I described someones voice as being shrill but I think that relates to the voice being particularly high pitched.

If when someone speaks and it invokes an uneasy feeling in others, how would you describe it? The uneasy feeling isn't necessarily from what they are saying but rather the tone, pitch, repetitiveness, etc.

I could generalize and say they are annoying or irritating but that isn't necessarily the case. Is there a word that is more accurate for this?

So if someone talking can be uncomfortable to listen to how would you describe their voice?

Example use could be:

  • Blimey, your voice is quite word here
  • Woah, be quiet for a second, when you speak you're quite word here
  • You could use the word coarse here.
    – Rayner
    Apr 27, 2016 at 16:17
  • You examples are very low register. All the suggestions are very high register. So.....low register: Blimey, your voice is getting on my nerves.
    – Lambie
    Apr 27, 2016 at 16:47
  • This question will have a thousand answers. :) Can you narrow down your question?
    – NVZ
    Apr 27, 2016 at 19:53
  • I thought (and hoped) we were going in a different direction with "way of talking". You're just talking about the sound of their voice? Title: "How would you describe someone's voice that's uncomfortable to listen to?"
    – Mazura
    Apr 28, 2016 at 1:33
  • Is this in a social context or a work of fiction? If the latter, you could describe the physical response of the person's hearers. (Standard show vs. tell.) Apr 28, 2016 at 15:07

6 Answers 6


Consider grating

Sounding harsh and unpleasant: her high, grating voice

Also strident

Loud and harsh; grating: his voice had become increasingly sharp, almost strident

Oxford Dictionaries Online

And if you want a simile, you could say

His voice is like fingernails on a chalkboard.

  • 2
    grating is a good one
    – Dave Haigh
    Apr 28, 2016 at 7:56

"Distressing": causing anxiety, sorrow or pain; upsetting.

"Unsettling": causing one to feel anxious or uneasy; disturbing.

"Agitating": make (someone) troubled or nervous.

  • 7
    "Unsettling" is a good one.
    – Rayner
    Apr 27, 2016 at 16:21

I like unnerving.

making one feel worried or uncomfortable

Example (Telstra's phone alarm service put to sleep):

You rang the number, booked a time, then were rudely awoken from your blissful slumber by that lady with the annoying and slightly unnerving voice that sounded like a computer.


I would use the term "creepy", which seems to fit your description very well.

Adjective creepy ‎(comparative creepier, superlative creepiest)

Producing an uneasy fearful sensation, as of things crawling over one's skin.

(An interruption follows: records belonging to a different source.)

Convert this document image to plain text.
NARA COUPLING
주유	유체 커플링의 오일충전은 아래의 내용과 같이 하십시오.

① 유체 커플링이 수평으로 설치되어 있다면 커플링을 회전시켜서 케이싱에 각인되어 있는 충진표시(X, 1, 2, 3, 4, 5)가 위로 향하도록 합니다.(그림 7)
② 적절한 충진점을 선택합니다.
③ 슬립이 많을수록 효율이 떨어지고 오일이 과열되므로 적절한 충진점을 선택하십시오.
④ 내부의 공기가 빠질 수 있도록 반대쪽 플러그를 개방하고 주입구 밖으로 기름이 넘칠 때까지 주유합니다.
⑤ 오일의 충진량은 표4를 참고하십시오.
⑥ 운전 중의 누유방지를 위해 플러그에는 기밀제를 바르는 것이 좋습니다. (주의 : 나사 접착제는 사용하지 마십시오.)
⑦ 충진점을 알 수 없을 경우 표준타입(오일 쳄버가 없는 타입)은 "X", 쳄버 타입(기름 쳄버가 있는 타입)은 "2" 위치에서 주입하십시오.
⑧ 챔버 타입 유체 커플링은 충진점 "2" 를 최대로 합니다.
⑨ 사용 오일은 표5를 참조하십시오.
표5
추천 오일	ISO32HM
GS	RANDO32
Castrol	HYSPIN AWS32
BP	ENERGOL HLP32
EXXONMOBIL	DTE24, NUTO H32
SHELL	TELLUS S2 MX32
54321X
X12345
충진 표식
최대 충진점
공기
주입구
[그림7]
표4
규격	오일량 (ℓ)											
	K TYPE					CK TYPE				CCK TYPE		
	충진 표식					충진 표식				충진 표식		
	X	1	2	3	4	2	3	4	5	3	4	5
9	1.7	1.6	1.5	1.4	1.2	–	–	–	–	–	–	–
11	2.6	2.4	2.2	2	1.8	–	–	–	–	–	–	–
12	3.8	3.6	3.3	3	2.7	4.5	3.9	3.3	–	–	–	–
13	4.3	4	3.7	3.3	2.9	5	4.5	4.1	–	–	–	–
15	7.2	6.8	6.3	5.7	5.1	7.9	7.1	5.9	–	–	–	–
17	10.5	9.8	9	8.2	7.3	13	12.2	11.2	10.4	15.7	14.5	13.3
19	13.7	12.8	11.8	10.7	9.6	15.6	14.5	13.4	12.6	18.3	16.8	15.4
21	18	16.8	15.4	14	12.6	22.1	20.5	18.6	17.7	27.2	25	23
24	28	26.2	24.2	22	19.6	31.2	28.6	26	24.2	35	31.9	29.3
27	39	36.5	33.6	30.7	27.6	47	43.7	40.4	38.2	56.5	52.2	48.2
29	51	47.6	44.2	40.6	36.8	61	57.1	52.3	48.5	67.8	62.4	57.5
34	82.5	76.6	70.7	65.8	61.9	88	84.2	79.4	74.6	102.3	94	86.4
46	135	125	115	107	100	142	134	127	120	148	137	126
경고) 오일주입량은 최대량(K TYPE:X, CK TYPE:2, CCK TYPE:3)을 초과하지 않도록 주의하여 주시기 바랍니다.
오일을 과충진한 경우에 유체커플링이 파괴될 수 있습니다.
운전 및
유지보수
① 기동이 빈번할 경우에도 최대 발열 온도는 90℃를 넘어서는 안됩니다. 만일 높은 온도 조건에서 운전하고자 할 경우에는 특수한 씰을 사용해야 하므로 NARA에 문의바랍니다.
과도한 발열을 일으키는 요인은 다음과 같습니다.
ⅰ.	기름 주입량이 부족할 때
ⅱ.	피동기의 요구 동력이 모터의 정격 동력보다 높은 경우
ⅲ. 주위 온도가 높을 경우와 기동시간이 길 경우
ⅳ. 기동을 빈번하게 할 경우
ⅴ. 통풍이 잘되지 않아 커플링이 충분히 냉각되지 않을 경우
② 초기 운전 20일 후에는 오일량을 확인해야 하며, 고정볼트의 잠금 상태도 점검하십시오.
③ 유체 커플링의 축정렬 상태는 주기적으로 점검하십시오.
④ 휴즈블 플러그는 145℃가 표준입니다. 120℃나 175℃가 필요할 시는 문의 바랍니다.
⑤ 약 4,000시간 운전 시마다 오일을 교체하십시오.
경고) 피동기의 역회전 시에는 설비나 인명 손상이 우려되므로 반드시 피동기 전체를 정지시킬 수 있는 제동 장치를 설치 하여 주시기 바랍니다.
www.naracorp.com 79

Strangely repulsive.

  • creepy is a good shout, but not quite what I was after. it's a less creepy/nervous feeling, more annoyed or irritated feeling.
    – Dave Haigh
    Apr 28, 2016 at 7:55
  • that's the one - for me, at least Apr 28, 2016 at 9:01
  • If that's the case, I'd probably go with your original answer, shrill, or most of the examples suggested by @bib. Of his suggestions I think I like strident the best.
    – delliottg
    Apr 28, 2016 at 15:02


: arousing displeasure, impatience, or anger.



I also quite like grating and agitating (and voted on them). You could also go with the more blunt anxiety-inducing. Another question to consider is, what sort of uncomfortable feeling does the speaker provoke? Is it a general snakes-in-the-gut creepiness, or social embarrassment for their lack of awareness, or something else? Is it provoked by the words they use, or the timbre of their voice? Thinking about those things may help you land on the right term. Best of luck!

  • Good questions. Not creepy. Lack of awareness maybe. Its very hard to explain the feeling. They might simply be sooo monotone that it invokes the feeling. Or they might be high pitched and annoying and it invokes the same feeling. Grating, aggitating, are closest so far.
    – Dave Haigh
    Apr 28, 2016 at 15:50
  • I saw Don Branson's bit above about show vs. tell, and that could be a great tool depending on your context: "Blimey, your voice gives me the shivers!" or "Blimey, your voice is ice on my bones"-- etc.,-- you could use the speaker's description of their own reaction to illustrate the interlocutor's voice. Hope that helps!
    – AMontoya
    Apr 28, 2016 at 16:20
  • I didnt understand that comment. Meant to respond to it
    – Dave Haigh
    Apr 28, 2016 at 16:21
  • Mostly used in fiction writing, you show the reader the story rather than telling with a litany of straight statements. Tell: "Sam was unnerved by the news." vs. Show: "Sam's grip on the letter tightened, and he stumbled into a chair as his knees failed him." That kind of stuff.